Today’s revisions are a somewhat different animal from the monthly revisions that we routinely discuss for various indicators. Essentially all US economic data are based initially on surveys from responding firms. The "month-to-month" revisions to such series then reflect information from late-responding survey participants. Eventually, those series are "benchmark-revised" to incorporate more universal information gleaned from various tax returns, which everyone is required to complete.
Almost all indicators are benchmark-revised once a year to reflect tax return information from about a year-and-a-half earlier. The personal income data—specifically the wage-and-salary income data—are the exception to this rule. They are effectively benchmark-revised each quarter to reflect information from payroll tax returns filed four to six months earlier. Thus, the income data we had a month ago were based on payroll tax returns through September 2018 and survey data for subsequent months. Today’s news folds in payroll tax return data for the months October through December 2018, with survey data then holding for January through April 2019.

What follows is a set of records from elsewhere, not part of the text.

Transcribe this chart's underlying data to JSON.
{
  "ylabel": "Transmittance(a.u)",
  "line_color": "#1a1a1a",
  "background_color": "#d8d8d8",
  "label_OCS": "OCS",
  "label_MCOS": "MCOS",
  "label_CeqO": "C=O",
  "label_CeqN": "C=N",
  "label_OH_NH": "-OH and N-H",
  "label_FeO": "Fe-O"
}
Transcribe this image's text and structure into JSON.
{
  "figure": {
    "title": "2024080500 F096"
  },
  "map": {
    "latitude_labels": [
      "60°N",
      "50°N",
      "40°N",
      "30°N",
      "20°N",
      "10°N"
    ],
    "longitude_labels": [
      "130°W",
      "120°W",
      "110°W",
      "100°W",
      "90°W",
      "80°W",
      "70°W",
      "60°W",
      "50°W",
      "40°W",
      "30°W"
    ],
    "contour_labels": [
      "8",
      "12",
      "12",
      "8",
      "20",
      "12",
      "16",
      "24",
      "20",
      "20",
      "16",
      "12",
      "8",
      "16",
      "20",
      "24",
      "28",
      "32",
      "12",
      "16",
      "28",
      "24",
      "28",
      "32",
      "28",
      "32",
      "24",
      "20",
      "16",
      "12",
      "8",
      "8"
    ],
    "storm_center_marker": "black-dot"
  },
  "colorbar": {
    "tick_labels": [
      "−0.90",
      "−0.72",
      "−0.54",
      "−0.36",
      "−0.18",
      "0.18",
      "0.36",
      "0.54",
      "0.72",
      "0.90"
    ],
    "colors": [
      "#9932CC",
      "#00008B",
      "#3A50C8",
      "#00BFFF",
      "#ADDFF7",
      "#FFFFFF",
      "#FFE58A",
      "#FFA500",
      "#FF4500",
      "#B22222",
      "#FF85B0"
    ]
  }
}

We belabor these points because today’s news wiped away most of the wage income growth previously reported for 4Q18. Previous data showed private wage income growing at a 5.4% rate in 4Q18. The revised data mark this rate down to just 1.6%. Now, it is true that wage income growth for the first four months of 2019 is currently estimated at a 4.4% rate. However, those estimates are based on the same survey data for January-April that proved to be so overstated for October-December. In other words, if that 4Q18 income slowing represents some substantive move in the economy that is still in place, the 2019 data income growth data could be revised down just as much (come August) as the 4Q18 data were revised down today.
In any case, again, the data in hand indicate a noticeable slowing in income growth since spring 2018. Consumer spending on goods shows a slowing over the same time span, and growth in consumer spending on services has also looked a bit soggier in recent months. None of these threaten recession, but they are, again, suggestive of slower growth than the Federal Reserve would like to see.